Diabetes drugs Avandia and Actos double risk of fractures in women

by | 10th Dec 2008 | News

Questions are being asked about GlaxoSmithKline’s and Takeda’s Type 2 diabetes drugs after a study found the medicines were linked to higher bone fracture rates in women.

Questions are being asked about GlaxoSmithKline’s and Takeda’s Type 2 diabetes drugs after a study found the medicines were linked to higher bone fracture rates in women.

The study, published in the Canadian Medical Association Journal, found long-term use of Avandia (rosiglitazone) and Actos (pioglitazone) doubled the risk of fractures in women with Type 2 diabetes, without a significant increase in fracture risk in men.

The researchers estimate a fracture would occur in every one in 21 high-risk women – particularly those over the age of 70 – taking either of the drugs for one year.
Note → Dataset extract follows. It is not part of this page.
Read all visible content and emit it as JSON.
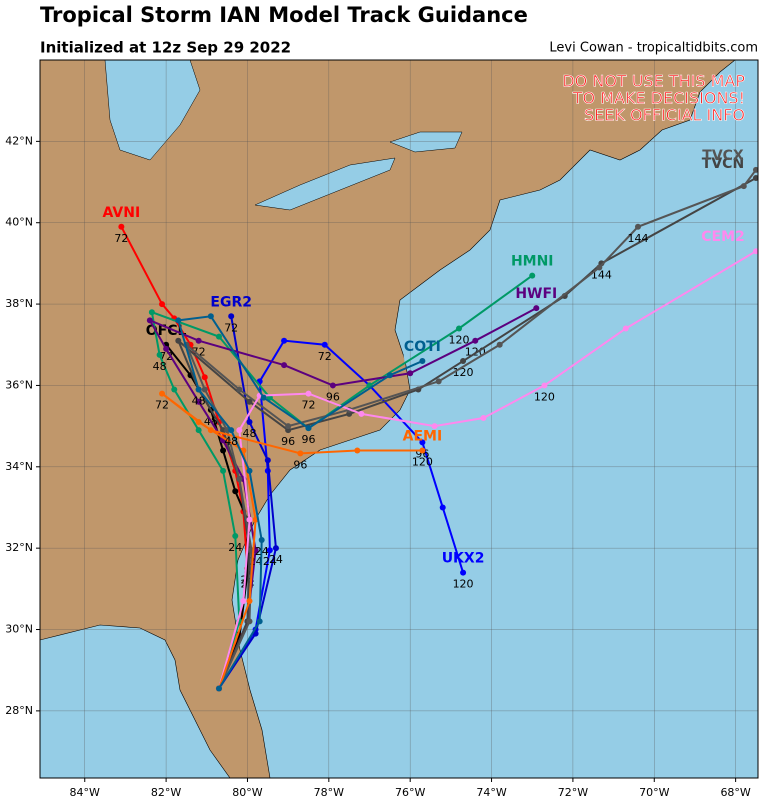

For women with a lower risk, the incidence was still one fracture in every 55 women taking the drugs for more than a year.

“The public health impact may be considerable,” said Dr Yoon Loke, one of the studies authors. There were more than four million users of the diabetes class of drugs known as thiazolidinediones in the USA in 2006 and two million prescriptions were written for Avandia and Actos in the UK last year. The researchers estimate that some 30,000 excess fractures may have occurred as a result of these women being prescribed the drugs.

The researchers, from Wake Forest University in the USA and the UK’s University of East Anglia, considered 10 previous clinical studies of at least one year’s duration involving more than 13,000 diabetes patients taking thiazolidinediones and those not taking the drugs.

Avandia and Actos have already been associated with fractures as well as being linked to cardiovascular risks.

The researchers are calling for further investigations into the drugs.